Каменный куб прячется за колоннадой сталагнатов. Потускневшее золото и трещины по мрамору. Осторожность, нежность даже, с которой Ырхыз касается, проводит кончиками пальцев, повторяя линии барельефов, изучая, запоминая. Потом, осмелев, кладет ладони, наклоняется, прислушиваясь к чему-то, скрытому внутри. И повинуясь этому, неслышному Элье, зову становится на колени.

Она хотела подойти, просто подойти ближе, увидеть, что же такого в этом камне есть, но Вайхе не позволил.

- Погоди. Его время.

Пусть так.

- Это место упокоения Ылаша, великого воина, - пояснил Вайхе шепотом. В полумраке зала стеклышки окуляров его казались серыми, и верно, видно ему было плохо, оттого и вертел он головой, подслеповато щурился, но снять - не снимал. - Саркофаг хранит его прах. И не только его.

Вот он - мертвый Ылаш, а вот - живой Ырхыз. Семя и его плод, а между ними - непрерывная цепочка гробов. Люди выбрали путь, где вехами служат саркофаги и кладбища. Пусть. Это их дорога. Это дорога Ырхыза. Теперь ясно, куда она ведет, и, каким бы ни был тегин, он её достоин.

- Мы не поклоняемся мертвецам, - также шепотом ответила Элья, стряхивая назойливых подземных пчел. Те не отставали, садились, ползали по коже и даже тянули прозрачные, липкие нити.

Убраться бы отсюда поскорее… Или напротив, остаться в тишине и покое этого места.

- И мы не поклоняемся. Мертвецам. Ылаш - это Вечный Всадник, знак, символ. Воплощение Наирата. И само место - символ. Почти как Понорок Понорков. Здесь исток могущества наире, отсюда берет начало сила каганата.

При возвращении в замок паланкин почти не трясся на могучих плечах носильщиков, но Элью не покидало беспокойство. В голове крутилось одно - опасный путь, опасный путь! Что-то было не так. Слишком крикливые торговцы? Слишком узкие переходы? Слишком часто упоминаемое имя Агбай-нойона? Не ясно. Тяжело без крыльев… Будто кошке усы отрезали и она не чувствует и половины мира. Хороший фейхт знает об ударе за час, а о нападении - за день. Эх, как ошибается поговорка в случае с Эльей! Да и предчувствие… Будто кто-то прицеливается, но не для удара клинком, не для арбалетного выстрела. Железо здесь не причем. Просто у кого-то слишком острый взгляд, пробивающийся сквозь полог паланкина и даже серую кожу скланы.

Резать перестало только перед воротами замка.

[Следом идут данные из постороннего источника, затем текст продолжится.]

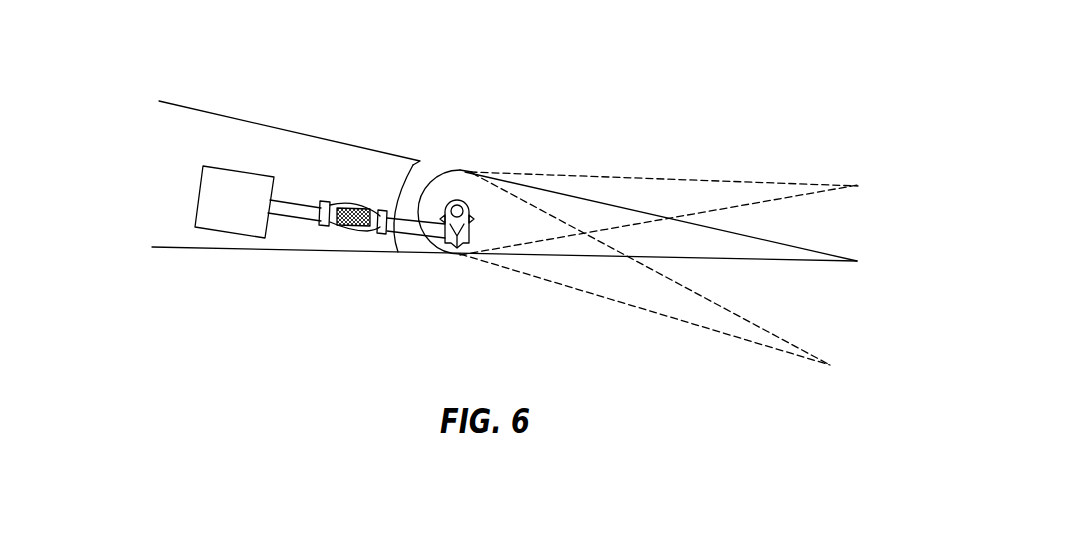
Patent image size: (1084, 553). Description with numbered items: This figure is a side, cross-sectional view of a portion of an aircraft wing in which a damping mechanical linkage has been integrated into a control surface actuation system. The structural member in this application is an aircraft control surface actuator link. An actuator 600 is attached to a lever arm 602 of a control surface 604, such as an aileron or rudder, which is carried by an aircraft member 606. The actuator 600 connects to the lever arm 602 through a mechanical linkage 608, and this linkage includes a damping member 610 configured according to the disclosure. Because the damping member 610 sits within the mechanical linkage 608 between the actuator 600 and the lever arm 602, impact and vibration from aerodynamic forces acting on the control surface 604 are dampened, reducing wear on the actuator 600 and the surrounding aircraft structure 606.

В следующий визит Вайхе завел их в необычную пещеру. Ошибся? Спутал поворот, что не трудно в этом кротовнике? Вряд ли. Элья считала, что четырехглазый человек никогда не допускает подобных оплошностей.

Влажный камень, капли воды и мягкие поля бесцветного папоротника. Тронь его и разлетится облаком мерцающей пыльцы. Невесомая, пахнущая рыбой, она оседает на коже и одежде. Клеится на губы - кисловатая, терпкая, дурманящая.

- Ею нельзя дышать, - предупредил Ырхыз и, стянув с лица шарф, глубоко вдохнул, зачерпнул ладонью, точно не воздух - воду, слизал с пальцев. - И есть нельзя. Но ты попробуй.

- Мой тегин, - с укором произнес Вайхе, моргнув разрисованными веками. - Не следует этого делать.

Пыльца вспыхивала и гасла, и вновь выкатывалась под ноги людям. Ласкалась. Она искажала и без того странный подземный мир и прорастала стеклянными побегами - хрупкими веточками-ракушками, которые со звонким треском разламывались, пуская по пальцам Ырхыза бесцветный сок.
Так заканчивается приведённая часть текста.